Aidan had no reflux (a very common side effect of CDH that can last for years) and no other chromosomal abnormalities or heart defects. He was basically a normal 1 month old. However, Aidan would still need to have a hearing test every 6 months for the next 5 years. His surgeon has seen some high frequency hearing loss in CDH babies up to the age of 5.
My wife and I went through a lot to educate ourselves on this defect that we had never heard of in order to prepare for our first born. But this entire ordeal has definitely made us stronger, and we appreciate life, love and our son more as a result.
In hindsight, I feel ignorance was actually bliss to a point. I am almost glad I didn’t know as much about CDH (before Aidan was born) as I do now. If I had been as informed, and realized that of the
1600 cases per year in the US only 50% of the children survive once diagnosed with a hole in their diaphragm and that children without a diaphragm at all are even less likely to survive…if I had realized that there was no known cause or cure and that very little research has been done to try to find the cause…if I had known that often CDH babies have to endure multiple surgeries throughout their lives (which sometimes are cut prematurely short), I think I might have actually been even more scared than I was. For a child with such a severe defect (no diaphragm at all), Aidan blew away the odds which was more than anyone could have every anticipated.
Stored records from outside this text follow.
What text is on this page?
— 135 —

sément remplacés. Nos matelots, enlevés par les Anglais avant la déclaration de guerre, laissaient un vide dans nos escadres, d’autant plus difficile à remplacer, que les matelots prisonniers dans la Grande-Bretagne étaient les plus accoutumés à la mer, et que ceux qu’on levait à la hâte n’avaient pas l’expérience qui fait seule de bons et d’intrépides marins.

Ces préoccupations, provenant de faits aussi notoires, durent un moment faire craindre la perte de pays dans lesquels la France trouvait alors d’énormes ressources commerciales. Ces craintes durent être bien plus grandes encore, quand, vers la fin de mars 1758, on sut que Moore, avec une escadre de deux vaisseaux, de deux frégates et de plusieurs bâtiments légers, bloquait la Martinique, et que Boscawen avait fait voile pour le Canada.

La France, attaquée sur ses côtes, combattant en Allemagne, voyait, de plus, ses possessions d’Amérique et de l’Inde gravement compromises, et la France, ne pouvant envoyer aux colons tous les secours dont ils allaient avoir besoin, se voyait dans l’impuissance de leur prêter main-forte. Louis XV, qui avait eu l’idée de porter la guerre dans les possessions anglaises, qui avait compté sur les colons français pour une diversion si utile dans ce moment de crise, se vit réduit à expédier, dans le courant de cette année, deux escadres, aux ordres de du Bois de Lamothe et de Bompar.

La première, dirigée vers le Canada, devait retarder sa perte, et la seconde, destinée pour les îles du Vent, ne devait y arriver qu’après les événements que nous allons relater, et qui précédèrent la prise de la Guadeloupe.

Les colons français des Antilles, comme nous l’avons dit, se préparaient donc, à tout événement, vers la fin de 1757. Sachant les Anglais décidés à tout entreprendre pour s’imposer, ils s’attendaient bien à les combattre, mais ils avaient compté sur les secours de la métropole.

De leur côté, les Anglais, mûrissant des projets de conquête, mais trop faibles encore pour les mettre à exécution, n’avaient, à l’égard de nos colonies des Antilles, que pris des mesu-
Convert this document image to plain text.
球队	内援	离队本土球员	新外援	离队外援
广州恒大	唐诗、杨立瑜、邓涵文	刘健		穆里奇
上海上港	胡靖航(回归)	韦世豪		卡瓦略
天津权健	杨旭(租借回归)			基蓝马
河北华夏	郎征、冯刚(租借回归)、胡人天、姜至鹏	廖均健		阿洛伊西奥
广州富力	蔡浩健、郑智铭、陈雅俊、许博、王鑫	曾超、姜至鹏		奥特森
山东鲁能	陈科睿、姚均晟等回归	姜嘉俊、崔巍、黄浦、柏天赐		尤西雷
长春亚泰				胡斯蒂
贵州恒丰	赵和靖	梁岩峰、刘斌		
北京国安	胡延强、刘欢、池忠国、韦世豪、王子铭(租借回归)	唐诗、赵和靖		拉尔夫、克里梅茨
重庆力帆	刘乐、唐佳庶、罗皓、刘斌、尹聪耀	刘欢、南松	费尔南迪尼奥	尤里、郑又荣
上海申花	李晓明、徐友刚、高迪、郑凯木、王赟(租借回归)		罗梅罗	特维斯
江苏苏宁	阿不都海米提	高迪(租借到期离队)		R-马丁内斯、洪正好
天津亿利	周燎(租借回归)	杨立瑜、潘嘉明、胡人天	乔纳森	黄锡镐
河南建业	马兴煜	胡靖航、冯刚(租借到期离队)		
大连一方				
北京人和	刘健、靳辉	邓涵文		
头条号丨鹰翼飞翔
In the end, Aidan was 1 of 800 babies to survive in 2010 after being diagnosed with CDH – a defect virtually no one has ever heard of.
I knew everything about CDH as soon as my baby boy was diagnosed CDH baby after 3month of pregnancy… so many months looking on internet, calling all the doctors, going to paris at the CDH hospital, talking with cherub parents froma ll over the world, knowing allt he surgeries, all the difficulties for the babies … so many exams, IMR, amnio micro array, x-ray… so many nights without sleeping, crying, not knowing what will happen to our baby after his birth… I’m so touched when I read your story… My 1st little girl is the same age, born in 2010 like Aidan, my second baby had CDH, he was a wonderful baby boy called AMATO, we lost him after 7month of pregnancy because we “chose” termination which is legal at any moment in France. Such a hard choice for a mum and a dad… hope everyhting will go fine for your second CDH baby boy, all my positive thoughts from France
So sorry you had to deal with CDH twice as well. We now have a 5 1/2 month old that also has CDH. I am sorry I missed your comment.